Mar 23 18:26:36 node1 etcd[2702955]: etcd Version: 3.4.22
Mar 23 18:26:36 node1 etcd[2702955]: Git SHA: Not provided (use ./build instead of go build)
Mar 23 18:26:36 node1 etcd.etcd[2702955]: [WARNING] Deprecated '--logger=capnslog' flag is set; use '--logger=zap' flag instead
Mar 23 18:26:36 node1 etcd[2702955]: Go Version: go1.19.4
Mar 23 18:26:36 node1 etcd[2702955]: Go OS/Arch: linux/amd64
Mar 23 18:26:36 node1 etcd[2702955]: setting maximum number of CPUs to 4, total number of available CPUs is 4
Mar 23 18:26:36 node1 etcd[2702955]: the server is already initialized as member before, starting as etcd member...
Mar 23 18:26:36 node1 etcd[2702955]: peerTLS: cert = /var/snap/etcd/common/server.crt, key = /var/snap/etcd/common/server.key, trusted-ca = /var/snap/etcd/common/ca.crt, client-cert-auth = true, crl-file = 
Mar 23 18:26:36 node1 etcd[2702955]: The scheme of client url http://127.0.0.1:4001 is HTTP while peer key/cert files are presented. Ignored key/cert files.
Mar 23 18:26:36 node1 etcd[2702955]: The scheme of client url http://127.0.0.1:4001 is HTTP while client cert auth (--client-cert-auth) is enabled. Ignored client cert auth for this url.
Mar 23 18:26:36 node1 etcd[2702955]: name = etcd50
Mar 23 18:26:36 node1 etcd[2702955]: data dir = /var/snap/etcd/current
Mar 23 18:26:36 node1 etcd[2702955]: member dir = /var/snap/etcd/current/member
Mar 23 18:26:36 node1 etcd[2702955]: heartbeat = 100ms
Mar 23 18:26:36 node1 etcd[2702955]: election = 1000ms
Mar 23 18:26:36 node1 etcd[2702955]: snapshot count = 10000
Mar 23 18:26:36 node1 etcd[2702955]: advertise client URLs = https://192.168.1.222:2379
Mar 23 18:26:36 node1 etcd[2702955]: cannot fetch cluster info from peer urls: could not retrieve cluster information from the given URLs
Mar 23 18:26:36 node1 systemd[1]: snap.etcd.etcd.service: Main process exited, code=exited, status=1/FAILURE
Mar 23 18:26:36 node1 systemd[1]: snap.etcd.etcd.service: Failed with result 'exit-code'.

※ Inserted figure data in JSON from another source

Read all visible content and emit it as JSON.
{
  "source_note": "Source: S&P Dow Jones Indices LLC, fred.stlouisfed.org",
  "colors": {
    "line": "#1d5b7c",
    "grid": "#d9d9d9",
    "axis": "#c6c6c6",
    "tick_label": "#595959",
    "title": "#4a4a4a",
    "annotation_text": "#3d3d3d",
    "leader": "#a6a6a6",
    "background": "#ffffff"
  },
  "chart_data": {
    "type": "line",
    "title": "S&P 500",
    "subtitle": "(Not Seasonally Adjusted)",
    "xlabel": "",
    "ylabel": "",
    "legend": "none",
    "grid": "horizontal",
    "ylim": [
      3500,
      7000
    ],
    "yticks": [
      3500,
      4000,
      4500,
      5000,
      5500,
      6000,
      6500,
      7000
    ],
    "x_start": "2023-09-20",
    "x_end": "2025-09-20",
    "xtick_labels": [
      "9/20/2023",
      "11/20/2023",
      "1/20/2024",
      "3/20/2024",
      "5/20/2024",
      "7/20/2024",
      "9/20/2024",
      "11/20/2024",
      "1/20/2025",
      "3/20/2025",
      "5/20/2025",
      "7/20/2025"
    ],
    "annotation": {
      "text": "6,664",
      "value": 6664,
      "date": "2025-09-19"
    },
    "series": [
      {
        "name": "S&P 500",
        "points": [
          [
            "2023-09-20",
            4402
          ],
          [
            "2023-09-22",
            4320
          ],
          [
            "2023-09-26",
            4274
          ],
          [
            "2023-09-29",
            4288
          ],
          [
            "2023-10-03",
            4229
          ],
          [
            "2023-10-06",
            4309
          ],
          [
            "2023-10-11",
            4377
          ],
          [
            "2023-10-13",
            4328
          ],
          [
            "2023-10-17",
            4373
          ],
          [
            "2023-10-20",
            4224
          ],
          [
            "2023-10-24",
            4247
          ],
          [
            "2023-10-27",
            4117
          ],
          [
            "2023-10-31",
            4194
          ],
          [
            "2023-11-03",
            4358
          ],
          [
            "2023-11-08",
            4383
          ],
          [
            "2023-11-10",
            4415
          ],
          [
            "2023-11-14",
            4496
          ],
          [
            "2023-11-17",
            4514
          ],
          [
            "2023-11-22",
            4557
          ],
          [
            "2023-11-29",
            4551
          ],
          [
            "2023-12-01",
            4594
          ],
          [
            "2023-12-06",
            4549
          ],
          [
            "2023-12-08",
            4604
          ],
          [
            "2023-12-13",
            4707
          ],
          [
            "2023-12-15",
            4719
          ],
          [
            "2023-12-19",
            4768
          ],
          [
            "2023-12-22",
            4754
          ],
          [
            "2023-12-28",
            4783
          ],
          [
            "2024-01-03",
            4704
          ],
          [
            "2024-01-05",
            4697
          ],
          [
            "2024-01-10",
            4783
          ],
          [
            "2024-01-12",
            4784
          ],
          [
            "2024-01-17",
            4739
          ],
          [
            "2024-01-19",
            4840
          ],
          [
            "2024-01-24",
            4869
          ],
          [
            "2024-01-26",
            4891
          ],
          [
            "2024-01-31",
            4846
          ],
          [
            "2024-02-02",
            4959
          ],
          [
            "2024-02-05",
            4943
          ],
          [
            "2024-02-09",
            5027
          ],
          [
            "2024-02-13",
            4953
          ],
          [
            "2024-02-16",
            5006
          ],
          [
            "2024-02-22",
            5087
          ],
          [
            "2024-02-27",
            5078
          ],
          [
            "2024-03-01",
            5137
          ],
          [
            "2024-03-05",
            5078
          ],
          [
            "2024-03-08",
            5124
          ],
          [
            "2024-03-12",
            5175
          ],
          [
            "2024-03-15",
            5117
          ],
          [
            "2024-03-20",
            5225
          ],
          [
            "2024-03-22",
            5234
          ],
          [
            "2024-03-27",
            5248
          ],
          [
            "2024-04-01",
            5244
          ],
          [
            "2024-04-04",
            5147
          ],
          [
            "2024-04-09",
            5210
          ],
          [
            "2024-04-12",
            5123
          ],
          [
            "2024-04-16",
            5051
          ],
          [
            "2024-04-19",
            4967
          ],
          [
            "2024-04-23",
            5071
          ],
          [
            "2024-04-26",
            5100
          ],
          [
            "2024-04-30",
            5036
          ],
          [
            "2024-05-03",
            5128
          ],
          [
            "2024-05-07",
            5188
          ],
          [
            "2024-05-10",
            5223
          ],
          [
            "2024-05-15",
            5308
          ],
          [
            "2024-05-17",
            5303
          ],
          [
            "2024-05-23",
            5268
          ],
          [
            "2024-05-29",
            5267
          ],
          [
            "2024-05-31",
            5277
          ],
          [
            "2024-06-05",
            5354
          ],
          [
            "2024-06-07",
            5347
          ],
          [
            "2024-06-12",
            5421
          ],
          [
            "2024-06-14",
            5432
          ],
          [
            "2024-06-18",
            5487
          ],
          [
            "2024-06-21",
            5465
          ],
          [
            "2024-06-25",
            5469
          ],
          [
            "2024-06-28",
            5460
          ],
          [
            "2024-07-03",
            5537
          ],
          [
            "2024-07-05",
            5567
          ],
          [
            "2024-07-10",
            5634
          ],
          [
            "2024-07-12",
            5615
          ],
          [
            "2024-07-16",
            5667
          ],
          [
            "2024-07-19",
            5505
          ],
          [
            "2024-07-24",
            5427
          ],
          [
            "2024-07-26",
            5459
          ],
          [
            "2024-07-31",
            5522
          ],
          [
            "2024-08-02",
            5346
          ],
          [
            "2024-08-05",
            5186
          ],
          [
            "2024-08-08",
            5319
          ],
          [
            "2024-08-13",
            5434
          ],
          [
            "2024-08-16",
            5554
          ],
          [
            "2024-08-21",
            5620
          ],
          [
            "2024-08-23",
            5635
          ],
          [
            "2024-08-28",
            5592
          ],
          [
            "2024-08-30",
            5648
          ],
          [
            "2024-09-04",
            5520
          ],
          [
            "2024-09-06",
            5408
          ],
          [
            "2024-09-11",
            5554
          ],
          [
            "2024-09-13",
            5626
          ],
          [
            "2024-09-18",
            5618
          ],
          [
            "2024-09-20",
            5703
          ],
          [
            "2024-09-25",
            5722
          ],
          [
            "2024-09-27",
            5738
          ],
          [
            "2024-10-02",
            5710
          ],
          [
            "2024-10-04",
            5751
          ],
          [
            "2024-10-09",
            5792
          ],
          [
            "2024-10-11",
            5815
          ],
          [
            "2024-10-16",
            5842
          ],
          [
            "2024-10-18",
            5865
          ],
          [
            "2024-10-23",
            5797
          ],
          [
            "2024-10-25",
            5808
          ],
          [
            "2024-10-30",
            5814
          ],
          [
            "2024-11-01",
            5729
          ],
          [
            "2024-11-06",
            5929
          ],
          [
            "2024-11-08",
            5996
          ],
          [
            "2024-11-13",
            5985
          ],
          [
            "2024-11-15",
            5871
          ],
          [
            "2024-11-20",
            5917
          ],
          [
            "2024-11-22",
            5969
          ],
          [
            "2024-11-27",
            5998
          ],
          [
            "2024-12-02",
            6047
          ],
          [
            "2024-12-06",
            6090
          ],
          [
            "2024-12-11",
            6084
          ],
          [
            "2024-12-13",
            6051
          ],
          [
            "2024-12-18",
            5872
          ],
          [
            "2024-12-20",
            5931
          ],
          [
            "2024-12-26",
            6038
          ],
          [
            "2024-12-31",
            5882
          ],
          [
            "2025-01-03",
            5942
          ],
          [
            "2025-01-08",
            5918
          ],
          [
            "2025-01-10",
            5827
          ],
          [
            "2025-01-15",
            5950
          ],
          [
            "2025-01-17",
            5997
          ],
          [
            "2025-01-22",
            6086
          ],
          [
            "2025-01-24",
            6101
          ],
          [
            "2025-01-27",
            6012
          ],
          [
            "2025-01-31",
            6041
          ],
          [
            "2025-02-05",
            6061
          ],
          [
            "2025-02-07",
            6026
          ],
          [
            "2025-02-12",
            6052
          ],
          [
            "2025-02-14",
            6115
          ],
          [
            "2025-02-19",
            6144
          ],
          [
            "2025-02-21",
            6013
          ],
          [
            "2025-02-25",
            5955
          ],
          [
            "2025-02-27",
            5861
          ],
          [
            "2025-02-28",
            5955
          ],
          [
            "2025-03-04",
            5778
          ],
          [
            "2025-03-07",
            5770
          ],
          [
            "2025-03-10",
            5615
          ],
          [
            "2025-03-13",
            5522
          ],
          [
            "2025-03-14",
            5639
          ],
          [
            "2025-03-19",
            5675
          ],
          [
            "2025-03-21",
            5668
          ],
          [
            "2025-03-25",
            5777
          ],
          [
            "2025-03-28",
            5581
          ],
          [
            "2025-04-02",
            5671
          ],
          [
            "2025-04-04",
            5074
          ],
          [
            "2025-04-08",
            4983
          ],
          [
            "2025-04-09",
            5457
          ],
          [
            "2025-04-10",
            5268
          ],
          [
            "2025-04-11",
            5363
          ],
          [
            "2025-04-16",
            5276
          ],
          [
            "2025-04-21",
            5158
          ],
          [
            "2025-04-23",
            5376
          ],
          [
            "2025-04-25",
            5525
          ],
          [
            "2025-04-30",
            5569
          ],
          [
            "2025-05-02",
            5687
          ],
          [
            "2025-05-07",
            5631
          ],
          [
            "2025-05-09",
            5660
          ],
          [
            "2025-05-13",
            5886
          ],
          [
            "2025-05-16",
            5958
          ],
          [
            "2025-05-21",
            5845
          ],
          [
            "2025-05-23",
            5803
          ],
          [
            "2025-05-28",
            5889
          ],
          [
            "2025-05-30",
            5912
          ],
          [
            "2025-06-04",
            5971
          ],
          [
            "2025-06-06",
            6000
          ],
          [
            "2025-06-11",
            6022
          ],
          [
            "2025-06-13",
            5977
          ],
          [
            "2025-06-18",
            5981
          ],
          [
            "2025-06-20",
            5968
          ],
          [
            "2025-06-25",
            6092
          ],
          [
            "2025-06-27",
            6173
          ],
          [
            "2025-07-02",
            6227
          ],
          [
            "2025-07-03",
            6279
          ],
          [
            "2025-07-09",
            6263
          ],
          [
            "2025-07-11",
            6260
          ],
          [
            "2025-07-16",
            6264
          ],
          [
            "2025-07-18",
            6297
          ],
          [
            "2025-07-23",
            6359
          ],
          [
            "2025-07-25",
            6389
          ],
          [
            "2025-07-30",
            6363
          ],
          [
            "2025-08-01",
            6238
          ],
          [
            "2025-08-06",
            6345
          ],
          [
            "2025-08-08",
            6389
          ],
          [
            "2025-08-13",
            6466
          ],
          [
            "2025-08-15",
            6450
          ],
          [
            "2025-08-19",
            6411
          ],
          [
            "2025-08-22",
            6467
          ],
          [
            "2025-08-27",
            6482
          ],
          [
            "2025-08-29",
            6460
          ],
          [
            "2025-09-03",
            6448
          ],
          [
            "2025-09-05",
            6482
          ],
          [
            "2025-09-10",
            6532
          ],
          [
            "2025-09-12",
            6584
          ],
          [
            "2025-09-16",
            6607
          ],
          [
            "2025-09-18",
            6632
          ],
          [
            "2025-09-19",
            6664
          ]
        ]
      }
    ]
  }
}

I am at my wit’s end. Any pointers? When/how should a newly added etcd unit know about its peers?

hbogert · 25 March 2023 21:31

This is the wildest goose chase since I’ve been using Juju since 2017, and that’s saying a lot.

The unit-etcd-50: 19:21:58 ERROR unit.etcd/50.juju-log ['/snap/bin/etcd.etcdctl', '--endpoint', 'https://192.168.1.222:2379', 'member', 'list']

is the main interesting thing. The referenced IP there is the node itself, but it should be referencing the leader! So I looked up in the charm’s source where the leader_set is actually called. A convenient way seemed to do a config change on port and set it to 22379.

This triggered a new bug, as that config is not actually used in the leader_address, in fact is uses the management_port in that case:

That was another rabbit hole and gave many other errors, and in turn in my case deployed a disjoint single instance etcd, consequently when that new etcd node got leadership, my whole kubernetes instance went down the drain.

Finally I managed to set that right by a monkey patch. Then redeployed the etcd unit, and finally after many hours I got a healthy quorum again.

Is changing stuff like port numbers even integration tested? The charm’s statemachine is ripe for TLA+.